People with minor variations in a newly discovered gene showed clear differences in susceptibility to acute heat pain and chronic back pain.
While it has become clear in recent years that susceptibility to pain has a strong inherited component, very little is known about actual “pain genes” and how they work. In the November 12th issue of Cell, researchers at Children’s Hospital Boston and their collaborators report on a novel human pain gene. People with minor variations in this gene showed clear differences in susceptibility to acute heat pain and chronic back pain. Corroborating mouse studies give some clues as to how the gene controls pain sensitivity. The gene was uncovered in a genome-wide hunt for pain genes in fruit flies, which revealed hundreds of other candidate pain genes that await further study.
Understanding the genetic basis of pain will lead to the development of new analgesics, the identification of risk factors for chronic pain and improved decision-making about the suitability of surgical treatment for different patients, says Clifford Woolf, MB, BCh, PhD, the study’s senior co-author and director of the F.M. Kirby Center and Program in Neurobiology at Children’s.
Classic studies of twins indicate that about 50 percent of variance in pain sensitivity is inherited.
“Across a number of different kinds of pain, genes seem to be at least half the driver of how much pain you experience,” Woolf said. “Genes give us an amazing and powerful tool to begin to understand how pain is generated, and which functional pathways and specific proteins are involved.”
The new gene, discovered in a collaboration with the Institute of Molecular Biotechnology of the Austrian Academy of Sciences and others, encodes part of a calcium channel called alpha 2 delta 3 (2δ3). Calcium channels are pores in the cell membrane through which calcium ions pass, and are critical for the electrical excitability of nerve cells.
The study, co-led by Joseph Penninger, PhD, scientific director of the Institute of Molecular Biotechnology in Vienna, took advantage of the relative ease of conducting genetic screens in fruit flies. Nearly 12,000 genes were targeted for mutations specifically in nerve cells, using RNA interference (RNAi) technology. The team then exposed the different mutant flies to noxious heat, and identified the ones that failed to fly away. After eliminating flies with other complications, such as an inability to see or fly, they zeroed in on those with mutations that appeared to be specific to pain.
Of the nearly 600 candidate pain genes identified, α2δ3 was one chosen for further study, in part because calcium channels are a known target of some existing analgesics. (Another member of the 2 family of calcium channels, α2δ1, is a target of gabapentin and pregablin, commonly prescribed for neuropathic pain.)
Studies of mice lacking α2δ3 demonstrated that this gene controls sensitivity to noxious heat in mammals as well as flies. Further, functional MRI imaging of the mutant mice revealed that α2δ3 controls the processing of thermal pain signals in the brain: the heat pain signal seems to arrive appropriately at the thalamus, an early processing center, but does not travel to higher order pain centers in the cortex. Instead, the MRI images showed a surprising cross-activation of vision, olfaction and hearing cortical areas. This cross-activation, or synesthesia, was noted with tactile stimulation in addition to the heat pain stimulus.
To determine the gene’s role in human pain sensitivity, Michael Costigan, PhD, assistant professor at Children’s, together with colleagues at the University of Pittsburgh and the University of North Carolina, looked at four single nucleotide polymorphisms (SNPs), or single-letter variations in the DNA code, within or close to the α2δ3 gene in 189 healthy volunteers. They found that certain less common SNPs were associated with reduced sensitivity to acute pain in a test administering a quick series of noxious heat pulses. Additional testing in 169 patients who had undergone surgery for pain caused by herniated vertebral discs revealed that patients with these less common SNPs were substantially less likely to have persisting chronic pain.

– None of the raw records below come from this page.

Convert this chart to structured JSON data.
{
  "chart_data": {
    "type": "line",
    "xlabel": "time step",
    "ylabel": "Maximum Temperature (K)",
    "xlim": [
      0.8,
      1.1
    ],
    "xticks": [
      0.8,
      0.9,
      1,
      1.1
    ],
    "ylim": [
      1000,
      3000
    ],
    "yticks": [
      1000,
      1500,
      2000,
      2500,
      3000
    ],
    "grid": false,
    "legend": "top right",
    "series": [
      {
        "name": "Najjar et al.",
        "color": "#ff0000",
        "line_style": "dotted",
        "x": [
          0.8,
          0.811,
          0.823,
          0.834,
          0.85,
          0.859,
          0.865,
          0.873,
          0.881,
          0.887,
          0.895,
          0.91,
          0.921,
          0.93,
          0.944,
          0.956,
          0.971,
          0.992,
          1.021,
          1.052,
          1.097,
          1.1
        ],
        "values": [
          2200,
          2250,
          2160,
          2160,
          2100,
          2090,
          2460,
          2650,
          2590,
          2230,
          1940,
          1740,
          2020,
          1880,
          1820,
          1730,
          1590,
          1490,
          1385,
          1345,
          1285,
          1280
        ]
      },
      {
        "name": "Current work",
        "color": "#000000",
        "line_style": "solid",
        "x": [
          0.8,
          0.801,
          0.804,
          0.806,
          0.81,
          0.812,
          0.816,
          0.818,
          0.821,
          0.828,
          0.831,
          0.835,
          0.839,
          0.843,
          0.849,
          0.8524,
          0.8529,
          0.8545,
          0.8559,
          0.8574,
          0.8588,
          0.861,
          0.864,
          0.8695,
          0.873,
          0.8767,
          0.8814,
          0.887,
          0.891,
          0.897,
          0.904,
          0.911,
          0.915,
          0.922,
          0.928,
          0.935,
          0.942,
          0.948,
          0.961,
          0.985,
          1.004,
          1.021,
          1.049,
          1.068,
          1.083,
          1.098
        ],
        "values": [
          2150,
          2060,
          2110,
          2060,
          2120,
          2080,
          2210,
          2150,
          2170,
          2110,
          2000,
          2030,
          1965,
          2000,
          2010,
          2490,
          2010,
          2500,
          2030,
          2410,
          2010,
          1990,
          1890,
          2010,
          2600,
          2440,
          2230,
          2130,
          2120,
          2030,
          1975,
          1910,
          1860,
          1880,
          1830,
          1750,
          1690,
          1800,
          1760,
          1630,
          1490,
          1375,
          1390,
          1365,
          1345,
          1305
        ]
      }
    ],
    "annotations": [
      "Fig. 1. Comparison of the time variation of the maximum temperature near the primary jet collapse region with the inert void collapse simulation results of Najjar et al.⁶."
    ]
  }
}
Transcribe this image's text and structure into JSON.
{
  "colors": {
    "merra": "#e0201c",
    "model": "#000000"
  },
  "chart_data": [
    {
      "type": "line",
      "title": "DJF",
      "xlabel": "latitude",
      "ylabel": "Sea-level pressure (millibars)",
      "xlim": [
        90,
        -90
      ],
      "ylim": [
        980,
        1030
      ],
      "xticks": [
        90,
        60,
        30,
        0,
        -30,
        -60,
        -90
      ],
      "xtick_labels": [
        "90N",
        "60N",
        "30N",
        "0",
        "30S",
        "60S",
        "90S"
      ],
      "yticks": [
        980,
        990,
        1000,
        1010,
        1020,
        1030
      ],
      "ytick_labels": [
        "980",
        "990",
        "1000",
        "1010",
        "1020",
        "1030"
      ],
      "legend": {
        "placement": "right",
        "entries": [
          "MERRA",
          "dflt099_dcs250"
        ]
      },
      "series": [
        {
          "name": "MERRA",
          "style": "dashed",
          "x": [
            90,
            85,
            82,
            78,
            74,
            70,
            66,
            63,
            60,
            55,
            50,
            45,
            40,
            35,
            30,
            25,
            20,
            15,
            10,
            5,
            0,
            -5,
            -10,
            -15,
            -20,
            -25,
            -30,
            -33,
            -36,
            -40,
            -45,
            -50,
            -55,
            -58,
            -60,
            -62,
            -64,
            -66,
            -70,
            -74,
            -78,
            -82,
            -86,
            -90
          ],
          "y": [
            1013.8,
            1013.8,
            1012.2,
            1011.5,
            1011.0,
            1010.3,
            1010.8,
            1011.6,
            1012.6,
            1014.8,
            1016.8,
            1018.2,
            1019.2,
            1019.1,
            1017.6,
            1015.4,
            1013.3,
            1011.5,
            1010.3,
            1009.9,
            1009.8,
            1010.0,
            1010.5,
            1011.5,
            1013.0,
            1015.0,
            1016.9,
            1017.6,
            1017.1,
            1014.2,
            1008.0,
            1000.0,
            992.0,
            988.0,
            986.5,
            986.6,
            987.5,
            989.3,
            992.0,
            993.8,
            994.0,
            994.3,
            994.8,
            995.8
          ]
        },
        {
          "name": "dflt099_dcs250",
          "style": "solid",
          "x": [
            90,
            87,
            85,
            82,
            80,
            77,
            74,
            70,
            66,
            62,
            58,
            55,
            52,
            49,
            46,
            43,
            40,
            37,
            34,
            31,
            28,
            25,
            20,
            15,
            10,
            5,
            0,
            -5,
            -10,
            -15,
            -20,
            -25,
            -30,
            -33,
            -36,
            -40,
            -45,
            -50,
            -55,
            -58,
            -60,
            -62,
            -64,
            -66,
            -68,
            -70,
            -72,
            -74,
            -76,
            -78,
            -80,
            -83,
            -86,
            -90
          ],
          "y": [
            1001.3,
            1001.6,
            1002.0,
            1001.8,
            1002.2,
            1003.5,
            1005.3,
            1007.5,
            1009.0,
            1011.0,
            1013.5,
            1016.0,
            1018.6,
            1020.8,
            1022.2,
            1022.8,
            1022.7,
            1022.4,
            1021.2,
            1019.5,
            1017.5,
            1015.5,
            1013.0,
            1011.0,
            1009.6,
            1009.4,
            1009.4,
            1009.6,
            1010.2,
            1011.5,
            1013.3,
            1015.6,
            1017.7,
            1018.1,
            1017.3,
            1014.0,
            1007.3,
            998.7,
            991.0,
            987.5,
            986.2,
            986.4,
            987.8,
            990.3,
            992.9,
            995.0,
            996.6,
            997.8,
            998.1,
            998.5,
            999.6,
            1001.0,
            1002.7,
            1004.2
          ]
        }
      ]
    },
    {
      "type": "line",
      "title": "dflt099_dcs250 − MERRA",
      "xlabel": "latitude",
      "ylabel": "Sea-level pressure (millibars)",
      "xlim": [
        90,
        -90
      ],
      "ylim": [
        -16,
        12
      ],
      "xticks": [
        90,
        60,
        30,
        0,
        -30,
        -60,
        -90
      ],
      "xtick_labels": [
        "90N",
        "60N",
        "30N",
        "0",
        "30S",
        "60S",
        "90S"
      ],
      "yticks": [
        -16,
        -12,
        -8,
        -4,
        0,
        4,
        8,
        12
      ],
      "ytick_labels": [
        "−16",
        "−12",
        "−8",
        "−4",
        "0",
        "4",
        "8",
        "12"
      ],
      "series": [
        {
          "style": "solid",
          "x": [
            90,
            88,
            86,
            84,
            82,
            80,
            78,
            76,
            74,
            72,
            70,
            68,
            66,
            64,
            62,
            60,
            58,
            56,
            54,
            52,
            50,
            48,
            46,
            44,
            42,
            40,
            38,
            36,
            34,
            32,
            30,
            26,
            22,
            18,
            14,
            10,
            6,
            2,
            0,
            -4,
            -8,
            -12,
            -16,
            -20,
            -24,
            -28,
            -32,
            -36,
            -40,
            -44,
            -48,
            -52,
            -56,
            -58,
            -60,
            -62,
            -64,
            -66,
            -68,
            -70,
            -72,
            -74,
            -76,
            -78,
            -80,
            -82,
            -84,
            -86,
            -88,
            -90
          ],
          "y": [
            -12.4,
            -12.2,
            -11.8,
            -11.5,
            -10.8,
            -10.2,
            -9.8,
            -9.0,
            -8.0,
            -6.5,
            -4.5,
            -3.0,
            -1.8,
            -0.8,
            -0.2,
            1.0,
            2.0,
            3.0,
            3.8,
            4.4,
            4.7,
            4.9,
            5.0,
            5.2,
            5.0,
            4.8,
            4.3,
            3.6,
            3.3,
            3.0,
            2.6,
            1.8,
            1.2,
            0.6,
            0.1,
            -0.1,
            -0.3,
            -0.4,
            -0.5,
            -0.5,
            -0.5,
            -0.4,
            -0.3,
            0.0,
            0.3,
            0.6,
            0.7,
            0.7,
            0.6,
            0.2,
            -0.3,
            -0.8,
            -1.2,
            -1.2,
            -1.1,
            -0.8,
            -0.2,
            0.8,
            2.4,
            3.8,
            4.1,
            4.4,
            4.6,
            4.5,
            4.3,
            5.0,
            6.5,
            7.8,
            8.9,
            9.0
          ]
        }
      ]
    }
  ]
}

The international team plans further studies on the other pain genes identified in the fly screen. In a recent publication in the journal Brain, Costigan and Woolf identified the gene encoding the potassium ion channel subunit KCNS1 as another pain gene. Minor variations in KCNS1 accounted for differential sensitivity to chronic pain in five of six independent patient cohorts. These patients, 1359 in total, suffered from lumbar back pain, pain following limb amputation or sciatica. A SNP in KCNS1 also accounted for differences in acute pain sensitivity in healthy volunteers. Importantly, the SNP variant associated with a higher risk of pain is relatively common in the general population—present homozygously (in its strongest form) in about one in five people and heterozygously (in a less dominant form) in about one in two people.
In 2006, the Woolf laboratory identified the first pain sensitivity gene in humans, GCH1, which encodes an enzyme controlling the synthesis of a co-factor essential for production of certain neurotransmitters.
“We are trying now to use a panel of the pain genes we’ve found—α2δ3, KCNS1, GCH1 and others—to develop a genetic risk profile and then say, if you combine these polymorphisms you have a 60% chance of chronic pain after surgery, versus say, if you have another polymorphism mix, a 5% chance. This is another way to personalize medicine,” Woolf said.